Each technology has its own pros and cons:

automated tiered storage

Automated tiered storage, is the storage capability to place the most accessed data on the fastest disk tracks using a writes savvy RAID level, as RAID 10, then to migrate the less hot data on slower disks and space savy RAID level (R5 or R6). Most vendors offer an implementation of this technologies, some are efficient and well-established, others not so much, it highly depends on the storage system architecture, on the page/block/chunk size (any vendor has its own dialect) and on the algorithms used to monitor and perform movements of data.

SSD as a cache

Some vendor chose to use latest generation SSD disks, or flash memory cards as a big cache. Unlike automated tiering, this approach has very little impact on the existing architecture while gives good results, the only limit is the maximun cache size, and in some implementations its suitability as a write cache.

data size reduction

Compression and deduplication (data chunks are indexed and duplicates are deleted) are other smart ways to tackle with data growth issue. There are many complexities in the adoption of these tecniques, unlike the previous two solutions, data size reduction requires an high CPU usage, but anyway the results can be brilliant. In some real world cases I have seen very high compression/dedupe ratios, potentially able to oppose the physiological long term size growth.

in union there is strength

At least initially, vendors implemented just one of the technologies, then to mitigate cons and make pros stronger, they started to implement two solutions on the same data volume. This approach seems to often be the best to actually get the highest performances as well as the greater space efficiency.

summing up

You can find data growth at almost uncontrallable rate in any kind of IT business.

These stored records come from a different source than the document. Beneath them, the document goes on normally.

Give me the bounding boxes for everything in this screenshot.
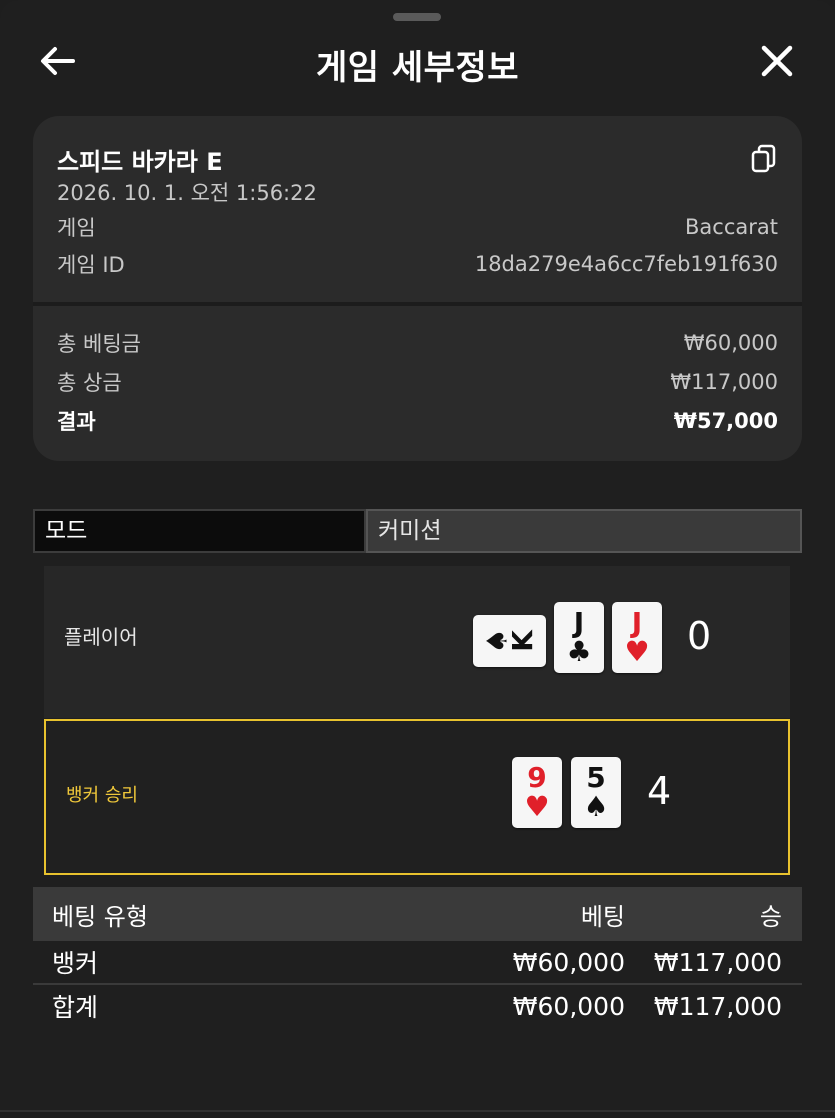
header-bet: 베팅 xyxy=(580,902,625,931)
banker-card-2: 5 ♠ xyxy=(571,757,621,828)
game-info-card: 스피드 바카라 E 2026. 10. 1. 오전 1:56:22 게임 Bac… xyxy=(33,116,802,461)
card-suit: ♠ xyxy=(583,789,609,823)
card-suit: ♥ xyxy=(524,789,550,823)
close-button[interactable] xyxy=(755,40,799,82)
table-row: 뱅커 ₩60,000 ₩117,000 xyxy=(33,941,802,985)
card-suit: ♣ xyxy=(566,634,592,668)
bet-table: 베팅 유형 베팅 승 뱅커 ₩60,000 ₩117,000 합계 ₩60,00… xyxy=(33,887,802,1027)
game-datetime: 2026. 10. 1. 오전 1:56:22 xyxy=(57,181,317,205)
copy-button[interactable] xyxy=(750,144,778,174)
result-row: 결과 ₩57,000 xyxy=(57,406,778,436)
total-bet-value: ₩60,000 xyxy=(683,331,778,355)
result-label: 결과 xyxy=(57,410,96,434)
total-bet-row: 총 베팅금 ₩60,000 xyxy=(57,328,778,358)
tab-bar: 모드 커미션 xyxy=(33,509,802,553)
player-card-2: J ♣ xyxy=(554,602,604,673)
bottom-divider xyxy=(0,1110,835,1112)
header-bet-type: 베팅 유형 xyxy=(52,902,148,931)
game-id-label: 게임 ID xyxy=(57,253,125,277)
banker-hand: 뱅커 승리 9 ♥ 5 ♠ 4 xyxy=(44,719,790,875)
drag-handle[interactable] xyxy=(393,13,441,21)
player-card-3: J ♥ xyxy=(612,602,662,673)
game-id-value[interactable]: 18da279e4a6cc7feb191f630 xyxy=(475,252,778,276)
close-icon xyxy=(761,45,793,77)
total-win-label: 총 상금 xyxy=(57,371,122,395)
copy-icon xyxy=(751,144,776,173)
total-win-row: 총 상금 ₩117,000 xyxy=(57,367,778,397)
card-suit: ♥ xyxy=(624,634,650,668)
divider xyxy=(33,302,802,306)
page-title: 게임 세부정보 xyxy=(315,48,520,88)
total-bet-label: 총 베팅금 xyxy=(57,332,141,356)
total-win-value: ₩117,000 xyxy=(670,370,778,394)
game-details-sheet: 게임 세부정보 스피드 바카라 E 2026. 10. 1. 오전 1:56:2… xyxy=(0,0,835,1118)
player-score: 0 xyxy=(687,614,712,658)
card-rank: J xyxy=(573,605,585,639)
header-win: 승 xyxy=(759,902,782,931)
total-label-cell: 합계 xyxy=(52,993,99,1022)
win-amount-cell: ₩117,000 xyxy=(653,947,782,977)
banker-label: 뱅커 승리 xyxy=(66,785,138,806)
table-row-total: 합계 ₩60,000 ₩117,000 xyxy=(33,985,802,1027)
card-rank: 9 xyxy=(527,760,547,794)
card-rank: J xyxy=(631,605,643,639)
game-info-section: 스피드 바카라 E 2026. 10. 1. 오전 1:56:22 게임 Bac… xyxy=(33,116,802,302)
total-bet-cell: ₩60,000 xyxy=(512,991,625,1021)
game-type-value: Baccarat xyxy=(685,215,778,239)
bet-amount-cell: ₩60,000 xyxy=(512,947,625,977)
total-win-cell: ₩117,000 xyxy=(653,991,782,1021)
header: 게임 세부정보 xyxy=(0,30,835,92)
game-name: 스피드 바카라 E xyxy=(57,148,223,176)
game-type-row: 게임 Baccarat xyxy=(57,212,778,242)
bet-table-header: 베팅 유형 베팅 승 xyxy=(33,887,802,941)
banker-score: 4 xyxy=(647,769,672,813)
player-card-1: ♠ K xyxy=(473,615,546,667)
player-label: 플레이어 xyxy=(64,625,138,649)
game-id-row: 게임 ID 18da279e4a6cc7feb191f630 xyxy=(57,249,778,279)
card-rank: 5 xyxy=(586,760,606,794)
banker-card-1: 9 ♥ xyxy=(512,757,562,828)
player-hand: 플레이어 ♠ K J ♣ J ♥ 0 xyxy=(44,566,790,718)
bet-type-cell: 뱅커 xyxy=(52,949,99,978)
tab-mode[interactable]: 모드 xyxy=(33,509,366,553)
tab-commission[interactable]: 커미션 xyxy=(366,509,802,553)
card-rank: K xyxy=(506,630,540,652)
result-value: ₩57,000 xyxy=(673,409,778,433)
game-type-label: 게임 xyxy=(57,216,96,240)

Small companies usually ignore the problem, they just buy a bigger size storage, this usually ends up being the worst among the possible choices, an expensive chase for bigger and bigger size without satisfying outcomes.

Bigger companies are usually aware of the problem, and look for real solutions, even though sometimes I still happen to be involved in discussions about the price of a storage, more as a function of its overall raw disk size than its real capabilities to solve the real problems.

Managing a steady growing amount of data is a challenge just begun: if I take a look at my smartphone I count 950 pictures and videos stuffed into its internal storage! My first cell onboard camera resolution was 640×480 pixels and just a few images could be crammed in its tiny memory, now pictures are 5M pixels sized, I can record HD videos and the internal storage is 32GB big… and every time I sync the smartphone, more GB of data get into our company server.